Taka was a young girl of about 17 years of age and was walking along the street on her way home from the small advertising company where she worked as a secretary, when she became aware of the drama unfolding in the street. Attempting to avoid any trouble, she crossed the road and found herself standing in front of Gerald at the moment he collapsed, clutching his chest. Taka didn't know what was happening, but without any hesitation she dropped the bag she was holding and ran towards Gerald and tried to stop him from falling. Gerald fell to the pavement, though his fall was lessened slightly by Taka's helping gesture. She had no medical training and didn't know what to do. She had fallen heavily onto her knees though didn't seem to notice the pain as she held the very scruffily dressed Gerald, a perfect stranger in need. Even though she realised that Gerald was in a very serious way, she did not run or even try to get away. When the ambulance arrived, the paramedics found Taka crying and holding tightly onto Gerald. They thought it was father and daughter, no idea that these two people were unknown to each other.
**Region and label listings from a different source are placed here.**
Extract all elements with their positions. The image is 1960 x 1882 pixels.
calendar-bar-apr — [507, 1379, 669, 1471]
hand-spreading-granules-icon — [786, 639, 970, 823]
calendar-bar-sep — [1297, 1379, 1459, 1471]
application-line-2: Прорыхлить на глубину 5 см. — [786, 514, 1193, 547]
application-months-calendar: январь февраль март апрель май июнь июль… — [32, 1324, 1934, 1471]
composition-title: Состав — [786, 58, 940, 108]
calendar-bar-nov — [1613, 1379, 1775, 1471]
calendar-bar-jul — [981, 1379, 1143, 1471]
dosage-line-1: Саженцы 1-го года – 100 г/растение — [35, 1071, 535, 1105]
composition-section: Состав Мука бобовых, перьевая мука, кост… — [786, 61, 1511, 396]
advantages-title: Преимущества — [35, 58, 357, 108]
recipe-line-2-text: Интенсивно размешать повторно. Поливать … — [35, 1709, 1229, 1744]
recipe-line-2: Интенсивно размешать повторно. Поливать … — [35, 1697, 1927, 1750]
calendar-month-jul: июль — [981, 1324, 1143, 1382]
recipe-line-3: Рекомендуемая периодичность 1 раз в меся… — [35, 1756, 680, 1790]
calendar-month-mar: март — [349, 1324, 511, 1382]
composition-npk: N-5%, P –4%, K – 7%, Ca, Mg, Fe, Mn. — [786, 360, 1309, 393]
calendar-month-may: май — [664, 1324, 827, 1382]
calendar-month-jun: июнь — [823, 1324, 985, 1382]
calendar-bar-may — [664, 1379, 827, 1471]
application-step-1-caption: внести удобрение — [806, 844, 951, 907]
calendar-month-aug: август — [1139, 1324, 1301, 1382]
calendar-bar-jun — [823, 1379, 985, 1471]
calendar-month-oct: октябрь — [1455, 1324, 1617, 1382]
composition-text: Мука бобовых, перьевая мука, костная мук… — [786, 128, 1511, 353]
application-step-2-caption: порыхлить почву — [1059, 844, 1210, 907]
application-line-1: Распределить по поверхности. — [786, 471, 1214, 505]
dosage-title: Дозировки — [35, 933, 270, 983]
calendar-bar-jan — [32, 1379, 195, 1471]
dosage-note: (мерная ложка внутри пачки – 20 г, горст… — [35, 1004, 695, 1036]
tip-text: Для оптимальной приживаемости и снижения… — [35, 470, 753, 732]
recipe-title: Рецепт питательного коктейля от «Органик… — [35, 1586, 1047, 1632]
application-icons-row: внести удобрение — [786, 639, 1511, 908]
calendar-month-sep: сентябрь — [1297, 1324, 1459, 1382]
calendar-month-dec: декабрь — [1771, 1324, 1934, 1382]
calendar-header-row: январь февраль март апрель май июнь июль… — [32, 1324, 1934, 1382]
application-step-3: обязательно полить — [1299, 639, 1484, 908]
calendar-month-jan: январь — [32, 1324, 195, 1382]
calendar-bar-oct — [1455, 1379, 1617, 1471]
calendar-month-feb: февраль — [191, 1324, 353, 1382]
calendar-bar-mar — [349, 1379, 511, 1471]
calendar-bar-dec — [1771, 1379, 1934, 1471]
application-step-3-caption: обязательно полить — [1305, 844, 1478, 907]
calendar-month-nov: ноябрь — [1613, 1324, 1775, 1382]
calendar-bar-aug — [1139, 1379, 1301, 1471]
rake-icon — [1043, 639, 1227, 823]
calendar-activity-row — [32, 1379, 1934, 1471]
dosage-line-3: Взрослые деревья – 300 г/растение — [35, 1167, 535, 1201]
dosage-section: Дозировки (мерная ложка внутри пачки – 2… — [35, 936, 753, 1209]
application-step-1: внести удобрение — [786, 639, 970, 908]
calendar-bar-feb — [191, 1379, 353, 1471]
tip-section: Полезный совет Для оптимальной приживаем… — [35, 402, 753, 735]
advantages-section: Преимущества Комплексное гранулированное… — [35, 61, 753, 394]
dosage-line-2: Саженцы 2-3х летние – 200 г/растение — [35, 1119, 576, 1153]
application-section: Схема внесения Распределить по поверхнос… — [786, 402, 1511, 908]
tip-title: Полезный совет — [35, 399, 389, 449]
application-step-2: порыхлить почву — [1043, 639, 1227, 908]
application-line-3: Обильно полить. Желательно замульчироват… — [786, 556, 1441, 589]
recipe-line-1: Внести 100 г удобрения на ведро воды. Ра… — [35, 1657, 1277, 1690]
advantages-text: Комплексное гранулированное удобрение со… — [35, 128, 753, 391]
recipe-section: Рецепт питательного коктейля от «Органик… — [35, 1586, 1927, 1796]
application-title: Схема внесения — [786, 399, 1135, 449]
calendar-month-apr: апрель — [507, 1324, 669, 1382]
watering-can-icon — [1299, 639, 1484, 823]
At the funeral, Taka stood alone not being family and had come to the ceremony as a simple mark of respect. Gerald's wife came over to Taka and spoke gently to her :

"You are the one who stopped to offer comfort to my husband?"

"Yes," replied Taka. "I didn't know what to do. I felt so helpless. I was so frightened and I had nothing."

"You had so much more than you realised. What you did was the most selfless act anyone can do. You offered yourself as comfort to a perfect stranger in need. You could have had no idea who Gerald was and he looked like just a vagrant. But for you that didn't matter. You saw simply a human soul in need. You are a wonderful example to us all of how to live and behave. I feel like Gerald lives on through you in the way you have shown such courage and honour. That was Gerald. I am deeply indebted to you and I am so pleased to have had the opportunity to meet you. I know that you went to the hospital with Gerald, but you had gone by the time I had got there."

Times and attitudes have changed. For some.